Balkan brass music is a lot different than brass music from, say, New Orleans or Vienna – it’s dark, slashing, vicious stuff. It’s also a competitive sport. As recently documented in the film Brasslands – whose amazing soundtrack Raya Brass Band contributes to, mightily -many of the best bands from across Eastern Europe polish their sizzling chops by battling it out with their neighbors. And while Raya Brass Band are not from Serbia or Macedonia but from Brooklyn, their latest album This Train Is Now is battle-ready. It’s a lot different from their first two albums, which, looking back, sound a lot more feral, almost punk in places. Which is not to say that the new album is slicker, or any less ferocious, only that the band chooses their spots to get completely unhinged: the music is lot more dynamic. The other difference is that all but two of the cuts on the new album are originals rather than Balkan or Romany classics. As brilliant as their previous one, Dancing on Roses, Dancing on Cinders was (it ranked in the top three albums of 2012 here last year), this is better. And that’s saying a lot. Alto saxophonist Greg Squared, trumpeter Ben Syversen, slinky virtuoso tuba player Don Godwin, accordionist Matthew Fass and standup tupan drummer EJ Fry showed off some great chops last time out; this is world-class.
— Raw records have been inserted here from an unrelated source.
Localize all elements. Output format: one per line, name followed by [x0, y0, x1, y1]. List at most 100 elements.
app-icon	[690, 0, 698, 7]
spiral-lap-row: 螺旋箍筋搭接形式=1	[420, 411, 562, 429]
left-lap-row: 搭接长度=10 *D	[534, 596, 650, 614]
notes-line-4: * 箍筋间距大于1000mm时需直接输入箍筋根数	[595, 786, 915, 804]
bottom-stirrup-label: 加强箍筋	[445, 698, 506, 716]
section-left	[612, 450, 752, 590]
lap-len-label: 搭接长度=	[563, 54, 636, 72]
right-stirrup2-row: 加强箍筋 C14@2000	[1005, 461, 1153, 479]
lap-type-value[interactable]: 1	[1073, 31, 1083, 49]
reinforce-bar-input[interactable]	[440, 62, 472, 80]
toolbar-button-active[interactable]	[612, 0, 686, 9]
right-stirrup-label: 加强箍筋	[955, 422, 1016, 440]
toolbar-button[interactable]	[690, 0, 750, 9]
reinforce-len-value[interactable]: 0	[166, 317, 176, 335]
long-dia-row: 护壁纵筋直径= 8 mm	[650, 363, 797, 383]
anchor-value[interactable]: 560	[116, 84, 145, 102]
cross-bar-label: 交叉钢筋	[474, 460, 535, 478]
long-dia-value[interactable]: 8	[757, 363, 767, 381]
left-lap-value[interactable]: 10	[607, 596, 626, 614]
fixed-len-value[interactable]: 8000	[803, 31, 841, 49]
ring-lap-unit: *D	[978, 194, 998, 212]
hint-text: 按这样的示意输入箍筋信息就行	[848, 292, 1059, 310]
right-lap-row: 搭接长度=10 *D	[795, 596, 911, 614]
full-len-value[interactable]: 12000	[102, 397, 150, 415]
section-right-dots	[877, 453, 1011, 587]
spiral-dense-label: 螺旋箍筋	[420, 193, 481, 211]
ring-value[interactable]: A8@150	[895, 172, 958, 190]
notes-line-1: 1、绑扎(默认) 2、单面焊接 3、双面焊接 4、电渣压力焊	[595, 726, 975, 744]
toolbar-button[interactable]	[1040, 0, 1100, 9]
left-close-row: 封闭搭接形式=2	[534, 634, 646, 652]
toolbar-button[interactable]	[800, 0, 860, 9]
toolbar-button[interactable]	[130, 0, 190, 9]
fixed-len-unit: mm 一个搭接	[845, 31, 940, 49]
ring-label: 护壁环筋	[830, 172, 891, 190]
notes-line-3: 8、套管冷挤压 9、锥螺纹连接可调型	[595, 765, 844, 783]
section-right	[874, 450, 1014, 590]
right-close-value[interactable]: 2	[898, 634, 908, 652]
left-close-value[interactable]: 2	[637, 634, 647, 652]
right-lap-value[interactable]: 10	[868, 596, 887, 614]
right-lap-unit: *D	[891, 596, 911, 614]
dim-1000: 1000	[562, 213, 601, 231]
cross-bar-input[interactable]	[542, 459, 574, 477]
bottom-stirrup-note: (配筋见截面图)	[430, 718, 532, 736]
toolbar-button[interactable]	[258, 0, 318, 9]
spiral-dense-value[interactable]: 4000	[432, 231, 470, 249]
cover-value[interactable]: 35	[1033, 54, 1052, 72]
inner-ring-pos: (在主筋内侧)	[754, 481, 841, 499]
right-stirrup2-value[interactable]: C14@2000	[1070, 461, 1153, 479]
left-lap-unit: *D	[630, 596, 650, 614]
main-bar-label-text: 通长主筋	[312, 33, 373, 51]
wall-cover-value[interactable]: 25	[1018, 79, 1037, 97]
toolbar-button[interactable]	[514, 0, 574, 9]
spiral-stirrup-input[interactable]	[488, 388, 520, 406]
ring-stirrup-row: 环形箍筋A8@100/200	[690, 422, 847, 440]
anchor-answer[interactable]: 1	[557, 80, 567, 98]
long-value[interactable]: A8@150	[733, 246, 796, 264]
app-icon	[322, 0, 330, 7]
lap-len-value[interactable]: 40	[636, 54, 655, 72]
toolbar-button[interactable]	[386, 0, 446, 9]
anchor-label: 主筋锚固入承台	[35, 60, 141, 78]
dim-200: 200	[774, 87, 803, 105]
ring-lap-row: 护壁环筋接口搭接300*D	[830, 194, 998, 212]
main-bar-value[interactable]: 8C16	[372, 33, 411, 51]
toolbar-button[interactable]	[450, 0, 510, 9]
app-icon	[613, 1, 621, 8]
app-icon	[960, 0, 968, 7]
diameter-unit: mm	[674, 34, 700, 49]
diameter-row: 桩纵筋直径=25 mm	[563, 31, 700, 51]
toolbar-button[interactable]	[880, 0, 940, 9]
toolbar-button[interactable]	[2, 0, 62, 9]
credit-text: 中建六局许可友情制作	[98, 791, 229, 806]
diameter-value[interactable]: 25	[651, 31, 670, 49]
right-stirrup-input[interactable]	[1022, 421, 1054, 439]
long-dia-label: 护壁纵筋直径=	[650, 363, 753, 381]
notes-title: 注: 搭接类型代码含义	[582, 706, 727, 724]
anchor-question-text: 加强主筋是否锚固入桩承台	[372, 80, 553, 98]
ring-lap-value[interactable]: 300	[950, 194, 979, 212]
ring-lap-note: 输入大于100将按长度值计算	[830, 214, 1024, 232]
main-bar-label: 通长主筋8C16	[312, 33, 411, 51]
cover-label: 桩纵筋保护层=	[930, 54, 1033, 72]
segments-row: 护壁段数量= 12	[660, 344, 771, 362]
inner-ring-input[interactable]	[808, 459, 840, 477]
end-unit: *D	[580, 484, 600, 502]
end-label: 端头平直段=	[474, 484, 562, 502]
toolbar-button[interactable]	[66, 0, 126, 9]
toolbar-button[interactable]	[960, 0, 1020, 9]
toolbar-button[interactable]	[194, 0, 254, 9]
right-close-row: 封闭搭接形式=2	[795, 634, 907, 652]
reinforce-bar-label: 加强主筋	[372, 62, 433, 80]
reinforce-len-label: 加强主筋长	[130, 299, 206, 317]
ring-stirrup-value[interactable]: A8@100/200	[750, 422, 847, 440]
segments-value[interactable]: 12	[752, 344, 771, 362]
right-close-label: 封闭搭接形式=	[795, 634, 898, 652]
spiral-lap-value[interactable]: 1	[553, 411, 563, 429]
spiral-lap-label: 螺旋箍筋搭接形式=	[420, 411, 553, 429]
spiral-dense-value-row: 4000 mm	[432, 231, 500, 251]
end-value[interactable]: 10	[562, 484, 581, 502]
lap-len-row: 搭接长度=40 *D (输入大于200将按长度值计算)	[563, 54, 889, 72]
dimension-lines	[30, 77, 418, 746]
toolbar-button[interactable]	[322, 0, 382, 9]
Here, both horn players typically use Balkan chromatic scales more than they rely on microtones, saving those otherworldly sonics for when they really want to go for the jugular. Greg Squared’s Locks and Latches opens the album with a series of rapidfire doublestops, its funky trip-hop pulse lit up by a long, sinuous Syversen solo. Syversen’s big anthemic title track makes its way up from a biting, funky sway, spiced with a tightly clustering accordion solo. They work a lot of funky, suspenseful syncopation on the aptly tilted Riff Cloud, Syversen picking up from a broodingly insistent sax solo and then wailing upward.
Let the Crickets Decide, another Greg Squared tune, is arguably the album’s best track: there’s a whole lot going on here. Syversen bubbles evilly over an ominous low sax note, followed by a mysterious sax solo that eventually goes screaming with the bent notes and microtones…and then they sprint to the finish line. Tsamika Tarragona, by Godwin, alternates between warmly soulful and biting, with a brief carnivalesque interlude. Bump, by Syversen, is the album’s catchiest track, emphatically anchored by the accordion alongside Godwin’s unexpectedly nimble, tiptoeing pulse, Syversen taking a turn to swoop and weave through a mist of microtones.
Bloody Knuckles, by Greg Squared, is a cage match of sorts between the horns, locked in combat or exchanging lively riffage: the fun these guys are having is irresistible, through all kinds of intricate time changes to yet another long, killer Syversen solo. For Mia, by Fass, makes quite a contrast with its lullaby intro, building to a gorgeously creepy accordion solo that the horns pick up from there. There are two traditional tunes here: a brisk, bristling take of the Macedonian tune Shapkarevo Kasapsko Oro, which manages to be just a little more polished than the tracks on the previous album; and the famous Roma Karsilama, with its animated call-and-response and aggressive trumpet solo. The album ends with Greg Squared’s Segan Sirto, which begins allusively and then hits its evil stride over Godwin’s slinky groove, the song’s writer taking the most exhilirating, dynamically-charged solo on the album: the way he weaves from smoky to crystalline will give you goosebumps. Is this the best album by a New York band in 2013? Maybe. Raya Brass Band’s next New York show is on Oct 12 at 9 PM at the Ukrainian National Home, 140 2nd Ave. off of 9th St.; cover is $15.